Jose Mourinho, soyunma odasına 1-0 ile gitseydi belki futbol tarihinde bambaşka bir senaryo yazılacaktı. O senaryo için Chelsea’nin sadece 1 dakika daha dayanması gerekiyordu. Dayanamadılar! Üstelik Atletico Madrid savunmasına göre daha büyük hatalar silsilesiyle golü yediler. Adrian Lopez’in attığı golle skor 1-1’e girdi. Soyunma odasına istediği şekilde giren Atletico oldu. 1-1’lik skor İspanyol ekibine yarıyordu. O nedenle futbolseverler ikinci yarı için otobüs çeken bir Atletico ve gol arayan bir Chelsea bekledi.
Bir nebze beklenen oldu. Ama golleri bulan Atletico’ydu. Hücum planları konusunda kısır kalmakla eleştirilen Simeone, Londra deplasmanında 45 dakikada iki gol daha buldu. 1-1 ona yeterken, skoru 3-1’e getirdi. 60. dakikada Samuel Eto’o kendi savunmasına yardıma geldi ama Diego Costa’yı ceza sahası içinde düşürdü. Costa, kendi kazandırdığı penaltıyı gole çevirerek Atletico’yu öne geçirdi. David Luiz’in direkten dönen topundan kısa bir süre sonra bu sefer Arda Turan’ın topu direkten döndü ama boşta kalan meşin yuvarlağı yine kendisi tamamladı ve adeta direkle verkaç yaparak takımını rahatlattı.
Kalan dakikalarda iki takım da gol üretemedi ve 3-1’lik skorla finale çıkan Atletico Madrid oldu. Finalde de kupayı kazanmaya çok yaklaşan Atletico, son saniyelerde Sergio Ramos’tan yediği golün ardından oynadığı uzatma dakikalarında tarihi fırsatı kaçırdı. Yine de o sezon Atletico’nun sezonuydu! Simeone’nin deyimiyle ‘ta.aklı oyunculardan’ kurulan takım La Liga’da Real-Barcelona hanedanlığını yıkarak mutlu sona ulaştı. Avrupa, Simeone’nin öğrencilerini alkışlıyordu.
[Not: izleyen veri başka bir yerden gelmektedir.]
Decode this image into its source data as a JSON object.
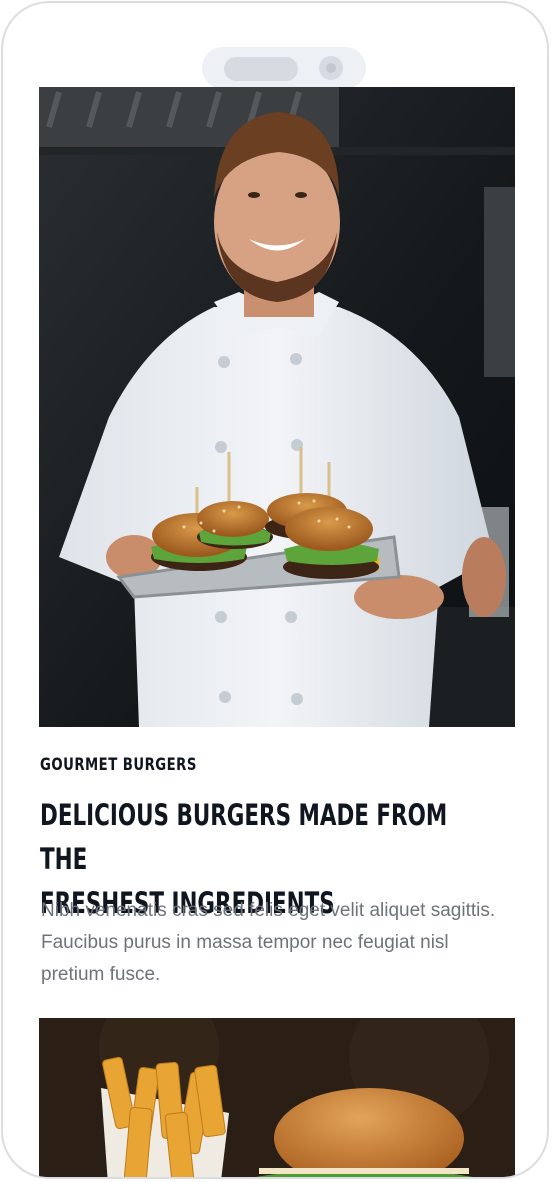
{
  "article": {
    "kicker": "GOURMET BURGERS",
    "headline_line1": "DELICIOUS BURGERS MADE FROM THE",
    "headline_line2": "FRESHEST INGREDIENTS",
    "body": "Nibh venenatis cras sed felis eget velit aliquet sagittis. Faucibus purus in massa tempor nec feugiat nisl pretium fusce."
  },
  "images": {
    "hero": "chef-holding-burger-tray-photo",
    "secondary": "fries-and-burger-photo"
  },
  "colors": {
    "heading": "#10161f",
    "body": "#6e737b",
    "frame": "#dcdde1"
  }
}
Jose Mourinho ise ertesi sezon, Atletico Madrid’den aldığı oyuncularla beraber Chelsea’yi Premier Lig şampiyonluğuna taşısa da Şampiyonlar Ligi finallerinden uzak kalmaya o sezon ve devamında devam etti. Portekizli, 2010’daki Inter macerasının ardından halen Şampiyonlar Ligi finali göremedi. 30 Nisan 2014 gününün ardından da Avrupa’nın yeni döneminde moda Mourinho değil Simeone oldu! Ve ‘Cholo’, üç sene önce modanın başladığı yerde bir kez daha zoru başarıp mucizeyi yakalamak isteyecek.